Le Convento.
Si, pour le mieux accabler de leurs
sarcasmes, certains font de Jérôme
Savonarole un acerbe et bilieux fanatique, du moins
admettront-ils qu'en se rendant à Florence,
celui qui, dans la langue sacrée, aimait
à s'appeler Hieronymus ferrariensis
entendait accomplir une haute et discrète
mission.
On ne pouvait à celle-ci
souhaiter cadre plus favorable et plus riant que
celui de la communauté dominicaine.
Au début du XVe siècle, le
couvent de Saint-Marc avait été remis
non pas à cette congrégation, mais
à un ordre agreste, les Sylvestriens.
Malheureusement pour eux, l'ambiance d'une ville
élégante et dissipée les
détourna gravement de la vie contemplative.
Leurs déportements scandalisèrent
à tel point l'Eglise et la cité que
Cosme l'Ancien dut chasser honteusement d'aussi
étranges cénobites et les remplacer
par les studieux Dominicains de
Fiesole. Par bonheur, grâce à leurs
talents et à leurs vertus, ces derniers
devaient rendre à l'établissement sa
dignité perdue.
De cette maison, où allait
désormais s'imposer l'autorité de
Jérôme, nul tableau n'a
été tracé de sa main. Mais,
les choses n'ayant guère changé, on
peut sans difficulté l'entrevoir sous son
jour réel.
Depuis sa restauration, poursuivie de
1437 à 1443 par l'architecte Michelozzo, le Convento (qui fait
corps avec
l'église de San Marco, construite en 1290)

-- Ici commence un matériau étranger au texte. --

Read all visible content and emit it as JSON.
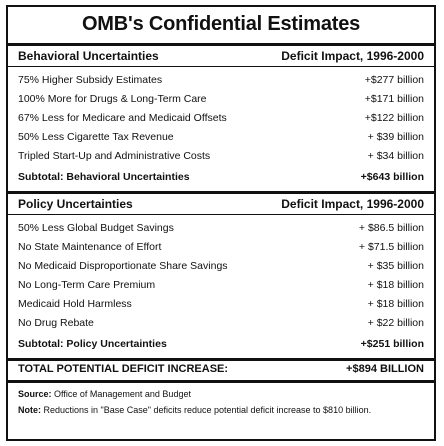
{
  "title": "OMB's Confidential Estimates",
  "behavioral": {
    "header_left": "Behavioral Uncertainties",
    "header_right": "Deficit Impact, 1996-2000",
    "rows": [
      {
        "label": "75% Higher Subsidy Estimates",
        "value": "+$277 billion"
      },
      {
        "label": "100% More for Drugs & Long-Term Care",
        "value": "+$171 billion"
      },
      {
        "label": "67% Less for Medicare and Medicaid Offsets",
        "value": "+$122 billion"
      },
      {
        "label": "50% Less Cigarette Tax Revenue",
        "value": "+ $39 billion"
      },
      {
        "label": "Tripled Start-Up and Administrative Costs",
        "value": "+ $34 billion"
      }
    ],
    "subtotal_label": "Subtotal: Behavioral Uncertainties",
    "subtotal_value": "+$643 billion"
  },
  "policy": {
    "header_left": "Policy Uncertainties",
    "header_right": "Deficit Impact, 1996-2000",
    "rows": [
      {
        "label": "50% Less Global Budget Savings",
        "value": "+ $86.5 billion"
      },
      {
        "label": "No State Maintenance of Effort",
        "value": "+ $71.5 billion"
      },
      {
        "label": "No Medicaid Disproportionate Share Savings",
        "value": "+ $35 billion"
      },
      {
        "label": "No Long-Term Care Premium",
        "value": "+ $18 billion"
      },
      {
        "label": "Medicaid Hold Harmless",
        "value": "+ $18 billion"
      },
      {
        "label": "No Drug Rebate",
        "value": "+ $22 billion"
      }
    ],
    "subtotal_label": "Subtotal: Policy Uncertainties",
    "subtotal_value": "+$251 billion"
  },
  "total": {
    "label": "TOTAL POTENTIAL DEFICIT INCREASE:",
    "value": "+$894 BILLION"
  },
  "footer": {
    "source_label": "Source:",
    "source_text": "Office of Management and Budget",
    "note_label": "Note:",
    "note_text": "Reductions in \"Base Case\" deficits reduce potential deficit increase to $810 billion."
  }
}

est formé de deux cours quadrangulaires
qu'égaient en permanence des fleurs et des
chants d'oiseaux. Sur ces cours donnent les
cellules des moines, chichement
éclairées par d'étroites
ouvertures et s'ouvrant, au premier étage,
sur de vastes couloirs blanchis à la chaux.
Des poutres enchevêtrées,
somptueusement brunies par le temps, tiennent lieu
de plafond. Au rez-de-chaussée, deux
cloîtres, dont le principal s'orne de
voûtes aux arceaux entrecroisés ayant
pour supports de légères colonnes
ioniques. Sur les murs se succèdent des
fresques émouvantes, parmi lesquelles
resplendit celle de l'Angelico consacrée au
Christ majestueux et tendre accueilli avec
déférence par deux Dominicains.
Plusieurs salles ont accès à ce
cloître, notamment l'Ospizio ou
hôtellerie des pèlerins, le grand
réfectoire et la chambre capitulaire. Il
faut ici s'arrêter longtemps : comment
échapper en effet à l'émotion
qu'éveille l'immortel Crucifiement du
Frère séraphique ? Avec les
panneaux à la détrempe qui
décorent les cellules des moines, l'artiste
touche au sommet de l'art qu'inspira
l'Évangile.
À la bibliothèque,
enrichie de psautiers enluminés ou
d'antiphonaires contenant les diverses parties de
l'office, se retrouvaient les plus studieux des
frères, tandis qu'à l'exemple du
maître de Fiesole, un Baccio della Porta, en
religion Fra
Bartolomeo, préparait pinceaux et couleurs
pour fixer les traits de quelques-uns d'entre
eux : on l'avait vu s'appliquer à
reproduire aussi ceux de Cosme l'Ancien, le
Père de la Patrie - grand ami de
l'archevêque Antonin - venu, dans cette
retraite, achever et peut-être racheter une
carrière d'opulent financier.
C'est donc au sein de telles
beautés que vécurent, sans les
apprécier peut-être, un certain nombre
de religieux, dont les robes blanches passaient
méditatives et silencieuses sur le carreau
rouge des promenoirs.
Moins hargneux que lorsqu'il parle
« des rêves
incendiaires » de Savonarole,
l'esthète averti qu'est André Maurel
évoque délicatement le charme de ce
lieu : « Les cloîtres
fleuris », dit-il, « les salles
ombreuses, les cellules endormies, tout ici respire
la tendresse et la paix...
(19) »
Nommé lecteur des novices, Fra
Girolamo entreprit avec ceux-ci et poursuivit
quatre années durant l'étude de la
Bible qu'il avait assidûment pratiquée
à Bologne et à Ferrare. Bien souvent,
les yeux mouillés de larmes, on le voyait
s'appliquer avec tant de simplicité et tant
de ferveur aux commentaires des textes
sacrés que l'auditoire en demeurait saisi.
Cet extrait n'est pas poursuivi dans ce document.